The Nashville Homeless Power Project invited both candidates to attend the Mayoral Candidates Debate for August 20th on Monday, August 6th. Both campaign offices indicated that their candidate had nothing scheduled at 11am on August 20th and said they would confirm as soon as possible. Dean's office confirmed the next day and on August 14th Clement's office called to decline the offer. Nonetheless, the forum will continue with the same questions as planned but with only one candidate publicly available to respond to the questions.

On the June 13th, 2007 the Metro Police launched the Quality of Life Initiative. It involves undercover officers downtown and along the West End corridor targeting individuals identified as panhandling (not illegal), trespassing, vagrancy, public intoxication and other activities typical of low-income individuals and homeless people struggling to survive as well as many non-homeless Titans fans J. Data shows that officers have arrested 91 unique homeless persons 113 times while working the initiative through Friday, Aug. 3. In their history in Davidson County, these 91 individuals have been arrested 4,397 times on 6,860 charges, and spent a total of 21,339 days in jail since March of 2000. Using a jail cost estimate of $55/day, this adds up to $1.2 million (which is only the Sheriff's portion of the expense). When reviewing the 4,397 arrests, 2,117 resulted in a conviction.

The Nashville Homeless Power Project, has factored in minimal costs of the Metro Police and Criminal Justice System, this means that Nashville government is spending a minimum estimate for these 91 individuals of at least $3 millions dollars. John Zirker, president shares, "We think that not only homeless people but all Nashvillians will be interested to know if this is how the next Mayor will spend our tax dollars." NHPP also notes that if 2,117 of the 4,397 arrest resulted in conviction that more than half of those arrested were found innocent and/or had charges dropped. It should also be noted that often times when someone does not "cop a plea" and declares innocence, this will necessitate 1 - 20 days in jail while this person waits for a court date and have the charges dismissed or found innocent.

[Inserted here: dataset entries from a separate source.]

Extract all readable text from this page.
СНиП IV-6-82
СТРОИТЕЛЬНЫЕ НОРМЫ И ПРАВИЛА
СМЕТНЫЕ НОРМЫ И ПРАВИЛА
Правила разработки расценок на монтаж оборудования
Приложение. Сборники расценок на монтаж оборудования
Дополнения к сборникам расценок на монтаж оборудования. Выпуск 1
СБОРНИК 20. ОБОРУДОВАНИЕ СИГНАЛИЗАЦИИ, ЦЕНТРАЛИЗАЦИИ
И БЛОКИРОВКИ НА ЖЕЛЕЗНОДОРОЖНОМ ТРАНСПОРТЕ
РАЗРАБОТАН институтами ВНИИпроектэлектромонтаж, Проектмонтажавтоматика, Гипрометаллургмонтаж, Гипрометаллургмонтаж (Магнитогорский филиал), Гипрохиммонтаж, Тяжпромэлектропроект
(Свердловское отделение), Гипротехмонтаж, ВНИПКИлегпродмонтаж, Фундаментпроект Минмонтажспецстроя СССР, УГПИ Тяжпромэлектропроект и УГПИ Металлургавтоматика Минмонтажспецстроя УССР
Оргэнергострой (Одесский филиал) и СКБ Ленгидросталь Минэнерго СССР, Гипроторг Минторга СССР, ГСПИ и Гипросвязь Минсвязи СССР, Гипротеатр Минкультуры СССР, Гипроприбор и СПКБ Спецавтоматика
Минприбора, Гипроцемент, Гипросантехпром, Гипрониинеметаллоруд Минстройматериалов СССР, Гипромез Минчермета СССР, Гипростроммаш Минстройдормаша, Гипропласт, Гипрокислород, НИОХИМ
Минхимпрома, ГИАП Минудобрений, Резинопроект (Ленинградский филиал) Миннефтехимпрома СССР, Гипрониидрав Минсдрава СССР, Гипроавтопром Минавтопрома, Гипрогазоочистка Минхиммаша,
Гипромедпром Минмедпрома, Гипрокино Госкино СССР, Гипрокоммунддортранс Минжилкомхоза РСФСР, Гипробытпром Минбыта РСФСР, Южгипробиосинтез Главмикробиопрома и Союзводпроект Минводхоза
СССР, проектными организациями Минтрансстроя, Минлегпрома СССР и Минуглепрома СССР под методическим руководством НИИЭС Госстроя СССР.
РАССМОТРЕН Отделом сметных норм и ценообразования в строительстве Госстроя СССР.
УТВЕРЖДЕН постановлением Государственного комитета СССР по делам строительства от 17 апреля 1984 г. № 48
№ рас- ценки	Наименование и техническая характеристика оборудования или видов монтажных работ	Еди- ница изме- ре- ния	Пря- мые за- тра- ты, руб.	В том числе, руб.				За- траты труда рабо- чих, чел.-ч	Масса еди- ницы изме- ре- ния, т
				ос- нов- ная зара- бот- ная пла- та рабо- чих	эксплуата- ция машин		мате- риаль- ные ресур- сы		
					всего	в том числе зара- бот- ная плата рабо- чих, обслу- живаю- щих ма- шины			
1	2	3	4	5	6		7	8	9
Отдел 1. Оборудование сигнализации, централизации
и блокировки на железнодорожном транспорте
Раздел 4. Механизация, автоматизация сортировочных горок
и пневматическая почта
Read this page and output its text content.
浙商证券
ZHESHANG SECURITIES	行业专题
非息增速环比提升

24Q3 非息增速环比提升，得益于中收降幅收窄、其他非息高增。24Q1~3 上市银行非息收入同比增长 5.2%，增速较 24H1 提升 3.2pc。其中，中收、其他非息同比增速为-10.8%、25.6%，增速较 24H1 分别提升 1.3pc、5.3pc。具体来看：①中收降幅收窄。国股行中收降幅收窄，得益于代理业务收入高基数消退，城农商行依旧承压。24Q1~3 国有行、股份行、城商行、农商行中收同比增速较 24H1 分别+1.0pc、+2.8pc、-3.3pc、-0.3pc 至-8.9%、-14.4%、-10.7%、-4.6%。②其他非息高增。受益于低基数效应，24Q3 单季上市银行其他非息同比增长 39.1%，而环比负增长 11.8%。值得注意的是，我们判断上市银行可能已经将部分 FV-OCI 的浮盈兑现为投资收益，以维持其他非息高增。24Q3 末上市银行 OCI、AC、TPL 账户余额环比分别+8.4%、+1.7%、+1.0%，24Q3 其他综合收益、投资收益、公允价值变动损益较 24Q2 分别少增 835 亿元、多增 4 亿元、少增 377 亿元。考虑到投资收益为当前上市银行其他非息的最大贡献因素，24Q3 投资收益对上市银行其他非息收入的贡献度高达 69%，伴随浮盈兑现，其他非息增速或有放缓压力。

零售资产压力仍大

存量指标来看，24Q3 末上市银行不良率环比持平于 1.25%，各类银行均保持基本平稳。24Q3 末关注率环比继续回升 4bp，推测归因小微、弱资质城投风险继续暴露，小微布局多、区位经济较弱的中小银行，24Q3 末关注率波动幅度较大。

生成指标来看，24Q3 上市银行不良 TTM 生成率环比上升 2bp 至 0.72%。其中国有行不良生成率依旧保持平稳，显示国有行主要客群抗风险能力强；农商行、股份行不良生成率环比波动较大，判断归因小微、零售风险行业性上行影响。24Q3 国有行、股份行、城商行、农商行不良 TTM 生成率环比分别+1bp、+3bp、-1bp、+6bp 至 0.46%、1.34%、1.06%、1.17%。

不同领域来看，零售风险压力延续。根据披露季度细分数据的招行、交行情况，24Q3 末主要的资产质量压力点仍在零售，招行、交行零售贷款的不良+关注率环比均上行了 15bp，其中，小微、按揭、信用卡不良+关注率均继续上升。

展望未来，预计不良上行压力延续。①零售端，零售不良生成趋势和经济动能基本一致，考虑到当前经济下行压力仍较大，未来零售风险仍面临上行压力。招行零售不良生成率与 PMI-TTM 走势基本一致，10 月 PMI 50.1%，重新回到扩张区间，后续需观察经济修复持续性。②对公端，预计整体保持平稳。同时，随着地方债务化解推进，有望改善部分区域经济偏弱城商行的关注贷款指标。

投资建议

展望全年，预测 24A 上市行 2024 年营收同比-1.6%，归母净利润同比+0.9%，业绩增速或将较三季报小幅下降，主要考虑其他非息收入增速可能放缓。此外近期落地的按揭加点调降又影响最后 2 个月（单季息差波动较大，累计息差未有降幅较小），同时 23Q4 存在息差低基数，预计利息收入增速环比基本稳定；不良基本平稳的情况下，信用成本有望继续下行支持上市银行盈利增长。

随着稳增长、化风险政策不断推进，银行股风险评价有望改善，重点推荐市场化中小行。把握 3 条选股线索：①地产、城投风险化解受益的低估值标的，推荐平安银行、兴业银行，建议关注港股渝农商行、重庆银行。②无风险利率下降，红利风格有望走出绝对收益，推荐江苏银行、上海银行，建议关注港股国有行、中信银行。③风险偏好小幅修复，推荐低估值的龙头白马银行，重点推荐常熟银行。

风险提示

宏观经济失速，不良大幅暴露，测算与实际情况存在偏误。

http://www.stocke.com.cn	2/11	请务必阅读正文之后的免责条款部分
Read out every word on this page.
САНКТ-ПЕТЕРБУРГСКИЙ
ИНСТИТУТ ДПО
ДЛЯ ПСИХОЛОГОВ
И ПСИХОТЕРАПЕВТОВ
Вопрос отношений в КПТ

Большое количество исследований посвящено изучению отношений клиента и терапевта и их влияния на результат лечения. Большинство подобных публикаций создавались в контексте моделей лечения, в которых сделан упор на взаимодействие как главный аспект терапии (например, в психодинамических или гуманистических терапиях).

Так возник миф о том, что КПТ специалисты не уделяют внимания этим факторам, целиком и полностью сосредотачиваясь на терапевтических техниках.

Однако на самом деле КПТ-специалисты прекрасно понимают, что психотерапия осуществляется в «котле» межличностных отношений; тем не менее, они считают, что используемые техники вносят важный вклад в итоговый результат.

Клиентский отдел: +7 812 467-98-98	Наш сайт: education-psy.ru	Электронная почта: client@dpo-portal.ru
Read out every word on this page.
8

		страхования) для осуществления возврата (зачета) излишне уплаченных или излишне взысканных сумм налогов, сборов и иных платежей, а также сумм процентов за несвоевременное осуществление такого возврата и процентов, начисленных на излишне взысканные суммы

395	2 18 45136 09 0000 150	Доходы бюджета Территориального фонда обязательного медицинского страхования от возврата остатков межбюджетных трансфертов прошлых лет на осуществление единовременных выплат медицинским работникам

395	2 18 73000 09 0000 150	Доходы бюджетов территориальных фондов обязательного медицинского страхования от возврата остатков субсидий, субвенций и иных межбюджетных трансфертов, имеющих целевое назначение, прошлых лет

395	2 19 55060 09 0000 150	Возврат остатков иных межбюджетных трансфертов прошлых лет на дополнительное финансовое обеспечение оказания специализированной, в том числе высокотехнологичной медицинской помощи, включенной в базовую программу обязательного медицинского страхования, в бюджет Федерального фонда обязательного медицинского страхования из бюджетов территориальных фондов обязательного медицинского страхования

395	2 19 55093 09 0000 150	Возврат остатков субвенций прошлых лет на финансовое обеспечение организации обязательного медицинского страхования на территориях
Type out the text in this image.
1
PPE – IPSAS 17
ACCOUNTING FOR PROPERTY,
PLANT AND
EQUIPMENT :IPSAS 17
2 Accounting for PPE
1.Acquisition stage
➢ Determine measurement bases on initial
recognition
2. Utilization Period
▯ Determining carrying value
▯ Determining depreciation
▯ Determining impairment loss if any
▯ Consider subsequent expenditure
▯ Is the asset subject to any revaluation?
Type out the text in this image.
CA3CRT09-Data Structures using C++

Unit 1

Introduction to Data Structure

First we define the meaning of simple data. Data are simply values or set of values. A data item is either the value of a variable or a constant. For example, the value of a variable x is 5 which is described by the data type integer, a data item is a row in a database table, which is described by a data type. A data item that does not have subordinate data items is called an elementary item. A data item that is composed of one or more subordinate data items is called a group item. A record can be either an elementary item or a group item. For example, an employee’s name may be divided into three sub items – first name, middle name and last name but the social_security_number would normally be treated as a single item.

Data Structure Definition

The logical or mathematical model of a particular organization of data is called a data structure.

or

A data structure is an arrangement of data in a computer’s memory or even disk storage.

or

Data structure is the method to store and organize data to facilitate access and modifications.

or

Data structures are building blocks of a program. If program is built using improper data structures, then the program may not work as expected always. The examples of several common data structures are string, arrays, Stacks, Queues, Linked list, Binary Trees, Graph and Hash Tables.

The Nashville Homeless Power Project asked for $2.3 Million in city dollars for low-cost housing. Only $800,000 was approved. Imagine if the City redirected the $3,000,000 from the revolving door of misdemeanor charges and housed not just these 91 individuals but another 109. Wouldn't we all be better off.

We look forward to the responses on this question and several others from the candidates for Mayor.